Dättwil – «Seit rund einem Monat spricht alles (fast) nur noch vom neuen Gebäude des Kantonsspitals Baden (KSB). Ja, der für 600 Millionen Franken erstellte Neubau imponiert und läutet am KSB eine neue Ära ein. Dafür sollst du, altes KSB, bald dem Erdboden gleichgemacht werden. Zwar hat sich im Herbst 2024 eine Gruppe zu deinem Erhalt formiert. Ob diese erfolgreich ist, ist aber fraglich.

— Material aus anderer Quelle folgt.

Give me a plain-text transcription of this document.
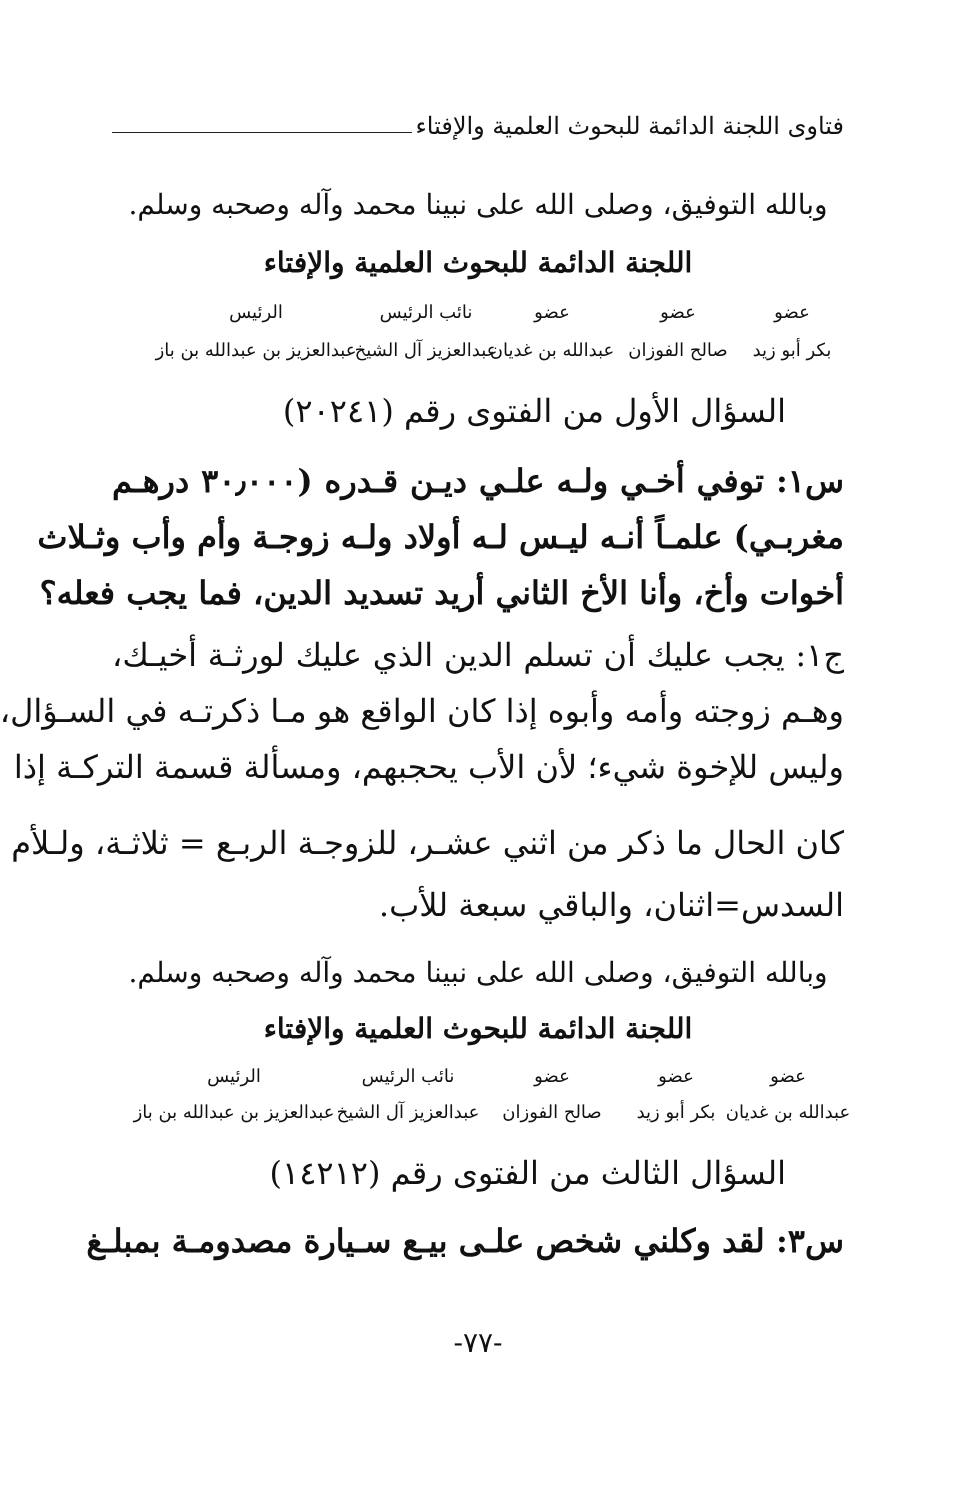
فتاوى اللجنة الدائمة للبحوث العلمية والإفتاء
وبالله التوفيق، وصلى الله على نبينا محمد وآله وصحبه وسلم.
اللجنة الدائمة للبحوث العلمية والإفتاء
عضو
عضو
عضو
نائب الرئيس
الرئيس
بكر أبو زيد
صالح الفوزان
عبدالله بن غديان
عبدالعزيز آل الشيخ
عبدالعزيز بن عبدالله بن باز
السؤال الأول من الفتوى رقم (٢٠٢٤١)
س١: توفي أخـي ولـه علـي ديـن قـدره (٣٠٫٠٠٠ درهـم
مغربـي) علمـاً أنـه ليـس لـه أولاد ولـه زوجـة وأم وأب وثـلاث
أخوات وأخ، وأنا الأخ الثاني أريد تسديد الدين، فما يجب فعله؟
ج١: يجب عليك أن تسلم الدين الذي عليك لورثـة أخيـك،
وهـم زوجته وأمه وأبوه إذا كان الواقع هو مـا ذكرتـه في السـؤال،
وليس للإخوة شيء؛ لأن الأب يحجبهم، ومسألة قسمة التركـة إذا
كان الحال ما ذكر من اثني عشـر، للزوجـة الربـع = ثلاثـة، ولـلأم
السدس=اثنان، والباقي سبعة للأب.
وبالله التوفيق، وصلى الله على نبينا محمد وآله وصحبه وسلم.
اللجنة الدائمة للبحوث العلمية والإفتاء
عضو
عضو
عضو
نائب الرئيس
الرئيس
عبدالله بن غديان
بكر أبو زيد
صالح الفوزان
عبدالعزيز آل الشيخ
عبدالعزيز بن عبدالله بن باز
السؤال الثالث من الفتوى رقم (١٤٢١٢)
س٣: لقد وكلني شخص علـى بيـع سـيارة مصدومـة بمبلـغ
-٧٧-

Die Aussicht, dass du bald nicht mehr sein könntest, erfüllt mich mit Wehmut, ja Trauer. Denn mein ganzes Leben schon begleitest du mich. Beide haben wir 1978 das Licht der Welt erblickt. Ich wuchs in Birmenstorf auf, du warst quasi seit meiner frühesten Kindheit in meinem Sichtfeld. Es war jeweils nicht mehr weit bis nach Hause, hatten wir erst einmal die Autobahnausfahrt beim KSB genommen. Bei meinem ersten Wohnwechsel im Alter von elf Jahren kam ich dir noch näher, wir zogen nach Dättwil. Ich erinnere mich gut, wie ich ein paar Jahre später am Spitalkiosk Magazine erwarb – ich war damals etwa 16 Jahre alt, und es gab noch kein Internet.
Dann, im Alter von 23 Jahren, absolvierte ich einen Zivildiensteinsatz in der Spitalküche. Der Küchenchef war ein richtiges …, du weisst schon. Er schikanierte nicht nur die Angestellten, sondern auch mich. Als ich mich nach zwei Wochen beim KSB-Personalchef beschwerte, hiess es nur: ‹Herr Rupf, Sie haben den Dienst am Vaterland verweigert, und jetzt beschweren Sie sich auch noch?!› Damit war die Diskussion beendet, und ich verbrachte die nächsten knapp zwei Monate mehrheitlich an der grossen Geschirrspülmaschine, obwohl man mir eigentlich ‹richtige› Küchenarbeit in Aussicht gestellt hatte. Es war gleichwohl eine wertvolle Erfahrung. Ich konnte die Küche nach zwei Monaten wieder verlassen. Das war den Küchenangestellten nicht vergönnt.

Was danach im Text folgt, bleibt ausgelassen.